By Joan Lee
on September 12, 2019
Read in 2 min

The year has flown by and before you know it you will be making a whole fresh batch of New Year's resolutions. But what about this year's resolutions to save more, invest wisely and plan for your financial future?

There is still time to take these five money saving steps before the clock runs out!

1. Dump those sluggish stocks.

Nothing is more depressing than checking your investments only to see the same old underperforming stocks dragging your whole portfolio down. It is true that mastering the art of picking good stocks can take time and feel intimidating. However, it doesn't take a pro to identify which stocks aren't pulling their weight.

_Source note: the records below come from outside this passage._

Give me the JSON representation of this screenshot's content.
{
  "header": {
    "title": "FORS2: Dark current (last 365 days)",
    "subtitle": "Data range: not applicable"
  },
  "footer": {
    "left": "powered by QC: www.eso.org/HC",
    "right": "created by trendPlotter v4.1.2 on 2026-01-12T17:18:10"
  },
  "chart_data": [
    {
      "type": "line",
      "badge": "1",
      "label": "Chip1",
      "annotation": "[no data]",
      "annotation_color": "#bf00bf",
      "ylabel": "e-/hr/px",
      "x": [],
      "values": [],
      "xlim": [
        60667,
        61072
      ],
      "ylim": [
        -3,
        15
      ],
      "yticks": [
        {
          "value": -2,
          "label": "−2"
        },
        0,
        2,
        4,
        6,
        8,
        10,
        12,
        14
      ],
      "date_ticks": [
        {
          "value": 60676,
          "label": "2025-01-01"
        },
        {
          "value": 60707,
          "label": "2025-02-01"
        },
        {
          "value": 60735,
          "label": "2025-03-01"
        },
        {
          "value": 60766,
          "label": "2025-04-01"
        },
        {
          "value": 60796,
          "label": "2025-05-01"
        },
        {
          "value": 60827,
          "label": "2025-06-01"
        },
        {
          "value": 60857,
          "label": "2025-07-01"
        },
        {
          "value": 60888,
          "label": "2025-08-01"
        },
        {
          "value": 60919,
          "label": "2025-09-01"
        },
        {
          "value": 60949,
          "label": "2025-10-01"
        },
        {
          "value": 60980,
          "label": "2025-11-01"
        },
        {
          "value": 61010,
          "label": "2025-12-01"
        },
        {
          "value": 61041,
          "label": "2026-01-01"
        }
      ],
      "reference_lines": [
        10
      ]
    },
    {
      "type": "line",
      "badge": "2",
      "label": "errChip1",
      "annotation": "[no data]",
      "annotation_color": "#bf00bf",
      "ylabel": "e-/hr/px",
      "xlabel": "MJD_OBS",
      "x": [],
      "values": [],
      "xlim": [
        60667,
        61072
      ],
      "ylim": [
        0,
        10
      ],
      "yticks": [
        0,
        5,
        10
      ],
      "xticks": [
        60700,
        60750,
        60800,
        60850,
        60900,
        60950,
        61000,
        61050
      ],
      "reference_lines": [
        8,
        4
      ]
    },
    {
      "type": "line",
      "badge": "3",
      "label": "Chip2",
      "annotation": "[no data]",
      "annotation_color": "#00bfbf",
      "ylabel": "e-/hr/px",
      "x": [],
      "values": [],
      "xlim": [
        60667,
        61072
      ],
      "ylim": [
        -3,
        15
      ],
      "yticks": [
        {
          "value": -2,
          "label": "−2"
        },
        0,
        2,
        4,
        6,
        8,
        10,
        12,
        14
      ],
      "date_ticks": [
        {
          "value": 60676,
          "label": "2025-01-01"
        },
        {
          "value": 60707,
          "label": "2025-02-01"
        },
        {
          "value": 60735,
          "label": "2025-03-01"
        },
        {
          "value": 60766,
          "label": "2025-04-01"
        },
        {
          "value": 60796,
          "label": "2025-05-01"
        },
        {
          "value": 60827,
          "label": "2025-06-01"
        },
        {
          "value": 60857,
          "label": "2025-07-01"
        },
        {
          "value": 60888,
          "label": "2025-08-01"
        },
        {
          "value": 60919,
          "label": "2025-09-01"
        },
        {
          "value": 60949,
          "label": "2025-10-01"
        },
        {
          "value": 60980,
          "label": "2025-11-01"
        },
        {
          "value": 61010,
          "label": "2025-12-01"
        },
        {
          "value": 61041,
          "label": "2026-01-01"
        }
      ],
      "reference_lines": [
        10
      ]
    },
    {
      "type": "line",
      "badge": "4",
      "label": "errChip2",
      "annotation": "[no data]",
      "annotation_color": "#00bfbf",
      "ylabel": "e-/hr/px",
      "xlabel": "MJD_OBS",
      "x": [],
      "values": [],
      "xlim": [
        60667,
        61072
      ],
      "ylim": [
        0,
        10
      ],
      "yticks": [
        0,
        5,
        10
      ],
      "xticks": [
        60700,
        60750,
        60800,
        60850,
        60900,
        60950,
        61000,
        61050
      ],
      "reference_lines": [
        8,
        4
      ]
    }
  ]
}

Dump them and move on - you can use the loss to offset this year's tax burden.

2. Add a Roth IRA to your retirement portfolio.

The days when Roth IRA income caps applied are now gone. This means investing in a Roth IRA is now open to more people.

Since you pay taxes up front on contributions to a Roth, your money is then free to grow tax-free in a protected account. Best of all, when you take your retirement distribution, that is tax free as well.

3. Use your FSA funds before you lose them at year-end.

Flexible Savings Accounts, or FSAs, are great for two reasons: they give you a tax break and they maximize the value of the money you set aside for spending on healthcare.

However, if you don't spend every cent before year-end, you will lose access to those funds when the year rolls over.

If you don't think you will be able to use all of your saved FSA funds before the end of the year, talk with your employer and find out if you can roll over any of the cash. If not, find out what you can spend them on and go for it!

4. Contribute the maximum to your HSA account.

Unlike the flexible savings account, the health savings account (HSA) funds you have accumulated can be rolled over.

Here, your aim should be to contribute as much as you are permitted to so you can offset your income when tax time rolls around. 

Because there are no income caps for HSA contributions, and the funds are fully tax deductible, the more you contribute the more you potentially save on taxes.

5. Take those required minimum distributions on time and in full.

This is one of the easiest tax saving steps to forget about, but the penalty is a steep 50 percent if you forget.

Many people who inherit an IRA do not realize they also must take a required minimum distribution (RMD) or face the same 50 percent penalty on the amount of the required distribution.

If you have an IRA and you are at least age 70 and one-half, talk with your financial planner to find out what your required minimum distribution is. Make arrangements to withdraw that amount before year-end.

This is not legal or financial advice. Please consult a legal or financial advisor for your specific situation.